I just want to know a little about interfacing a circuit with the ignition coil in my car. I heard the typical way is the negative terminal. The question I have is what kind of signal am I going to see there?
what kind of voltage is going to be present? how noisy is it? is it going to look somewhat like a square wave (if a bit messy)?
Basically I just need to know a little about it so I can build a simple circuit to interface that signal with a PIC. Obviously I don't want my PIC directly connected to it if it's putting out hundreds or thousands of volts. I can't get to my car with an oscilloscope, so I just want a starting point for a prototype circuit to try out on it.

would a resistor voltage divider, some caps to smooth out the signal, and a comparator be sufficient?

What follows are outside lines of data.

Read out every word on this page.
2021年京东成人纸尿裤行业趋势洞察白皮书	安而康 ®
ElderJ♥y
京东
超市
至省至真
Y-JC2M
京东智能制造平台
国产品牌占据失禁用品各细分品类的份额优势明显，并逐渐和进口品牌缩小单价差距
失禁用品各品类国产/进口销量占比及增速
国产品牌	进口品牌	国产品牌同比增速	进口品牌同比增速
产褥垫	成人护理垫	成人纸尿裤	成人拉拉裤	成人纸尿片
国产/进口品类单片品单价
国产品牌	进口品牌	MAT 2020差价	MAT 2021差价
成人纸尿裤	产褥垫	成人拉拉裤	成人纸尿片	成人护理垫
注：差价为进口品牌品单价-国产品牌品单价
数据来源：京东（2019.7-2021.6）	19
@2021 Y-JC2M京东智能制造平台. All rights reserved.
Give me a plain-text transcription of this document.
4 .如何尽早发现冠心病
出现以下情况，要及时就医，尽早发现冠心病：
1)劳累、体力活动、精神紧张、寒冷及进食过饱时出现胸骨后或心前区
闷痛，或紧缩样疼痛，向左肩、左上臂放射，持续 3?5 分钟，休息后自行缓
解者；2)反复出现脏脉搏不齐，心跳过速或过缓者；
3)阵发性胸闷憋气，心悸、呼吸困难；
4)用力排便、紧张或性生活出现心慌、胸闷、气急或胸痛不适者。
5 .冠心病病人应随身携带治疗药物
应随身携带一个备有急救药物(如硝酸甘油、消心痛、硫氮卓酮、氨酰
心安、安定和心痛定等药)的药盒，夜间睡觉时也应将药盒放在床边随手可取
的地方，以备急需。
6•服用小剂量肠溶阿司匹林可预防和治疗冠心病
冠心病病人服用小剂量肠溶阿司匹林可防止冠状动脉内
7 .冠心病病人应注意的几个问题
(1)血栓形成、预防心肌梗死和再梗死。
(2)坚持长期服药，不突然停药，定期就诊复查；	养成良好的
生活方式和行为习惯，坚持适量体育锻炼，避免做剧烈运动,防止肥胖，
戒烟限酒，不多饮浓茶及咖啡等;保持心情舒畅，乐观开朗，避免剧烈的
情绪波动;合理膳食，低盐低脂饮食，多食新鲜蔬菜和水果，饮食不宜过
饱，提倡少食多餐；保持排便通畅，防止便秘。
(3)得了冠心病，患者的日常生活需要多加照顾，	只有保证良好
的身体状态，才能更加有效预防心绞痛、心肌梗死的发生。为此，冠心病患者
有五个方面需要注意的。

or how about a large-value resistor in series with the input, and a reverse-biased zener (5v or so?) to ground, with some caps thrown in for good measure?

thanks
 
I would use the signal from the coil. It is basicly a 12 volt rectangular (not square) wave with 300 volt spikes. A low pass filter with large series resistor and zener diode load will protect the PIC.
 
On the digital rev counters used for racing karts, a wire is wound 2-3 times around the HT wire (the one going to the spark plug) to form a crude potential transformer. I suppose the signal is then amplified via an op-amp and fed to the micro.